RuleMLPaybackPredictionVariableThreshold
Uses a Machine Learning model’s "Probability to Default" prediction score with variable thresholds based on the user’s completed float history.
-
Properties:
-
low_float_threshold(Float): Maximum allowed probability to default for users with fewer completed floats -
high_float_threshold(Float): Maximum allowed probability to default for users with more completed floats -
min_float_count_for_high_threshold(Integer): Minimum completed floats to use the higher (more lenient) threshold
-
-
Input Data: ML model inference from Sagemaker, user’s float history
-
Pass Criteria:
-
If completed floats <
min_float_count_for_high_threshold: Probability to default ⇐low_float_threshold -
If completed floats >=
min_float_count_for_high_threshold: Probability to default ⇐high_float_threshold
-
-
Fail Criteria: Probability to default exceeds the applicable threshold
-
Use Case: Apply stricter ML thresholds to newer users while being more lenient with users who have a proven repayment history
-
Common Values:
low_float_threshold = 0.8, high_float_threshold = 0.85, min_float_count_for_high_threshold = 3
Note: Only floats with COMPLETED debit status are counted when determining which threshold to apply.
Example:
Configuration: low_float_threshold = 0.8, high_float_threshold = 0.85, min_float_count_for_high_threshold = 3
User A: 2 completed floats, score = 0.82 → FAIL (0.82 > 0.8)

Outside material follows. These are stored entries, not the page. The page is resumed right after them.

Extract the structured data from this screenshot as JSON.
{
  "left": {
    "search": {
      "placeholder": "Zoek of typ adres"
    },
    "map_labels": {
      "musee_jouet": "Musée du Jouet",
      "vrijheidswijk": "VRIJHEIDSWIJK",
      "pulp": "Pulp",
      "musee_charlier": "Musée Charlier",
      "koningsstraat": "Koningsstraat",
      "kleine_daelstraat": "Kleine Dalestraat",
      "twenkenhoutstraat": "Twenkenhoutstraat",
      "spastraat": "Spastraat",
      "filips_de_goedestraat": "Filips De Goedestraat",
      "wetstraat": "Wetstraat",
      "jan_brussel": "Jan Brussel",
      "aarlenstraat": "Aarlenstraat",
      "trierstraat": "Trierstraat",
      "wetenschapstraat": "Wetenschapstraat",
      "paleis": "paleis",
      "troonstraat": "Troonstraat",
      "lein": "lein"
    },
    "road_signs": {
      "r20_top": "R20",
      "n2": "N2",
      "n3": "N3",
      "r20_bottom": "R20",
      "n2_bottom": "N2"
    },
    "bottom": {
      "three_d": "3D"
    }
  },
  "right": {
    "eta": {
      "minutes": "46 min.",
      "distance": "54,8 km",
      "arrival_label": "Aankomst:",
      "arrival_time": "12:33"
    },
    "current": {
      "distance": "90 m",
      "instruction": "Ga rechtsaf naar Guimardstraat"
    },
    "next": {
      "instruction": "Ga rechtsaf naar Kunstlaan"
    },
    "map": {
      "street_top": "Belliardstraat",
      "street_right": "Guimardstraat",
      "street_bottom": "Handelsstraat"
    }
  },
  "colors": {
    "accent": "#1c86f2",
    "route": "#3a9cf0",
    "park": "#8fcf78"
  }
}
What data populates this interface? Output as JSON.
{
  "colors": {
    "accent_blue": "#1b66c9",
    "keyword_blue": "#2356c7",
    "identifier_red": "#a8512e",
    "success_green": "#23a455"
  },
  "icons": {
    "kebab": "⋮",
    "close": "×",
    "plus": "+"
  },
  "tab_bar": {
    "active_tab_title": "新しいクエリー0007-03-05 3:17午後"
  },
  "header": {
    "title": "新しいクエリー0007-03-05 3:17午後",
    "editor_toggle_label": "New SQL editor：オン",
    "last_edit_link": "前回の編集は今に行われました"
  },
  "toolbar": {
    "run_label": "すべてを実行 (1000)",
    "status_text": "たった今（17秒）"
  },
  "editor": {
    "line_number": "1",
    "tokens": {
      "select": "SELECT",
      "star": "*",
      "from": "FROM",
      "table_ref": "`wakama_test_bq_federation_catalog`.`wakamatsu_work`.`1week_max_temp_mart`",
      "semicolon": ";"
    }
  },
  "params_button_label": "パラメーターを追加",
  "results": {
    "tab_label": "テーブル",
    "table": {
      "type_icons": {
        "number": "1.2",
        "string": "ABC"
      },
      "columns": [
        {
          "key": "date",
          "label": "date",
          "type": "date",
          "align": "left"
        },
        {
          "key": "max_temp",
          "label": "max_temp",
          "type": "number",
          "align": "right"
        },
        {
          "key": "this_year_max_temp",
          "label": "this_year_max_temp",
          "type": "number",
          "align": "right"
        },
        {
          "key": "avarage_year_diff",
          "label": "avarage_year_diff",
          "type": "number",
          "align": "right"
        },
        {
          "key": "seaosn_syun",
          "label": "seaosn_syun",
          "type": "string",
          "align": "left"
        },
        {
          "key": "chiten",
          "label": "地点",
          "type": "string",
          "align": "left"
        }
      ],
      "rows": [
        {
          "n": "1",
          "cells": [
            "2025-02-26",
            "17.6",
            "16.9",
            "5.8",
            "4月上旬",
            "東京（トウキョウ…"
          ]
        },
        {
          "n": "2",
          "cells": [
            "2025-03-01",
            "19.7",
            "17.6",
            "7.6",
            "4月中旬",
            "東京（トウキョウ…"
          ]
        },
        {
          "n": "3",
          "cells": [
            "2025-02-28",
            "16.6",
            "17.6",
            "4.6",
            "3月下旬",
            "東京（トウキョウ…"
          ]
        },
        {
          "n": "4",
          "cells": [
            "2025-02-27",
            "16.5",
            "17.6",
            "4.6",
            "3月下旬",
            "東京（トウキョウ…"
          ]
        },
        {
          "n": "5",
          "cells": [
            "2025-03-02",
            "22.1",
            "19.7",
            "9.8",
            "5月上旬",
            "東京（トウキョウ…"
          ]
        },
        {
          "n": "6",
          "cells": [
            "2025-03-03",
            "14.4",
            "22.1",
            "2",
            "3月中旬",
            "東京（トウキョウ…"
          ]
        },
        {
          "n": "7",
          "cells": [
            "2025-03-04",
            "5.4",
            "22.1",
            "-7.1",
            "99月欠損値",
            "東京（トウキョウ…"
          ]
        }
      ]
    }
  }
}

User B: 3 completed floats, score = 0.82 → PASS (0.82 <= 0.85)
Rule Execution Order
Within a rulebook, rules are typically executed in order defined in the YAML configuration. There’s no automatic re-ordering based on rule type or dependency. If rule B depends on data from rule A, they should be ordered accordingly in the rulebook definition.
Error Handling
-
If a rule errors (exception): Error is recorded at rule outcome level
-
The rulebook continues to next rule
-
Error is surfaced to rulebook level
-
Rulebook results in ERROR status
-
Final evaluation may return EVALERR status
Custom Properties
Each rule accepts a properties object in YAML that defines its behavior. Properties are rule-specific and type-safe (validated during rulebook loading).